Eleição presidencial

Tomei um táxi no Rio de Janeiro e, como sempre, iniciei uma conversa com o motorista sobre política. Na Cidade Maravilhosa o termômetro eleitoral pode ser medido com as informações dos taxis-tas. Afinal, eles carregam clientes das mais variadas camadas sociais e, como os cariocas adoram conversar, podem passar uma visão das tendências de opinião pública.

Nesse caso, o motorista me contava que tinha acabado de fazer um cruzeiro marítimo pelo Nordeste com a esposa. Fiquei espantado. Esse tipo de viagem sempre foi para as elites. Comecei a especular sobre o cruzeiro do taxista. Tinha pago R$ 3 mil divididos em 10 vezes, cerca de R$ 300 por mês antecipadamente para não voltar das férias endividado. Tudo incluí-do menos o consumo de bebidas alcoólicas.

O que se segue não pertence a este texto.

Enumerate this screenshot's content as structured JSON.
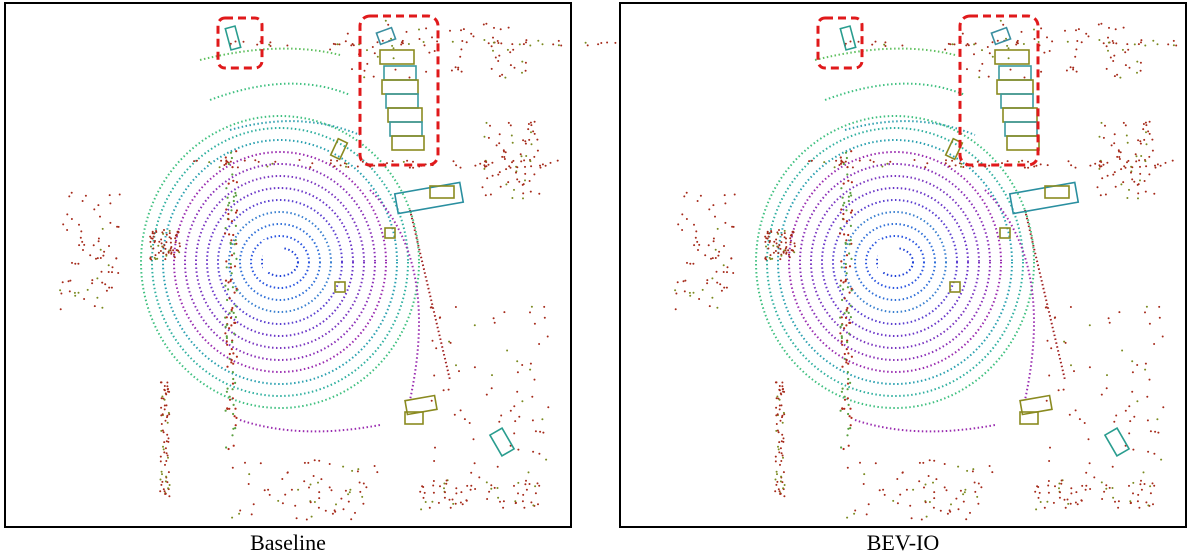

Estava extasiado por ter podido oferecer à esposa um presente digno dos seus 30 anos de casamento.    

Perguntei como estava o movimento de passageiros. A resposta: “Nunca trabalhei tanto. Creio que nos últimos anos tivemos um aumento de 50%”, disse o motorista. E a política? “No Rio ainda nem sei quem são os candidatos, mas para presidente vou votar na candidata do Lula”, garantiu. Mas ela parece ser meio antipática, retruquei. “Mas não é candidata a miss simpatia. E o Serra (PSDB) também não é nenhum rei da simpatia”, me contestou o taxista.

Nesse breve diálogo com o taxista carioca a gente pode fazer várias leituras. A primeira é sobre o debate eleitoral que vai girar sobre o modelo econômico pós Lula. O presidente do PSDB, senador Sérgio Guerra (PSDB-PE), tem afirmado na imprensa que numa eventual vitória do Serra o câmbio em relação ao dólar será alterado. Os tucanos pretendem desvalorizar o real para favorecer as exportações. Nenhuma novidade porque a política econômica do Brasil sempre foi de favorecer a elite dos exportadores com a desculpa da geração de empregos.

O Governo Lula mudou isso. Com o câmbio flutuante e a distribuição de renda através de programas sociais permitiu a criação de um mercado interno consumidor forte. É isso que possibilita um taxista fazer um cruzeiro marítimo pagando através de financiamento. A renda do motorista também aumentou com o aquecimento do mercado interno e ele atende seus clientes com um carro zero financiado.

Ora, uma relação comercial saudável é aquela em que as exportações e as importações se equivalem. Comprar e vender são elos de um mesmo sistema. Um mercado interno forte torna o Brasil muito mais atraente e competitivo para investimentos do exterior. Também acredito que com o mercado brasileiro aquecido a geração de empregos é muito maior do que com a priorização das exportações que sempre beneficiou a mesma elite.     

O modelo econômico do Lula mudou a cara do Brasil, ainda que esteja longe do ideal. Mas o número de carros novos cresceu em todas as cidades, os aeroportos estão lotados com o crescimento do fluxo de passageiros, o comércio em geral aumentou o faturamento. Tudo isso é a conseqüência do fortalecimento do nosso mercado interno. Portanto, se o Serra sonha em ser o próximo presidente é bom mudar o seu discurso econômico. Não será difícil para os marqueteiros do Lula mostrarem para os eleitores que atualmente tem muito mais dinheiro circulando no país do que há oito anos.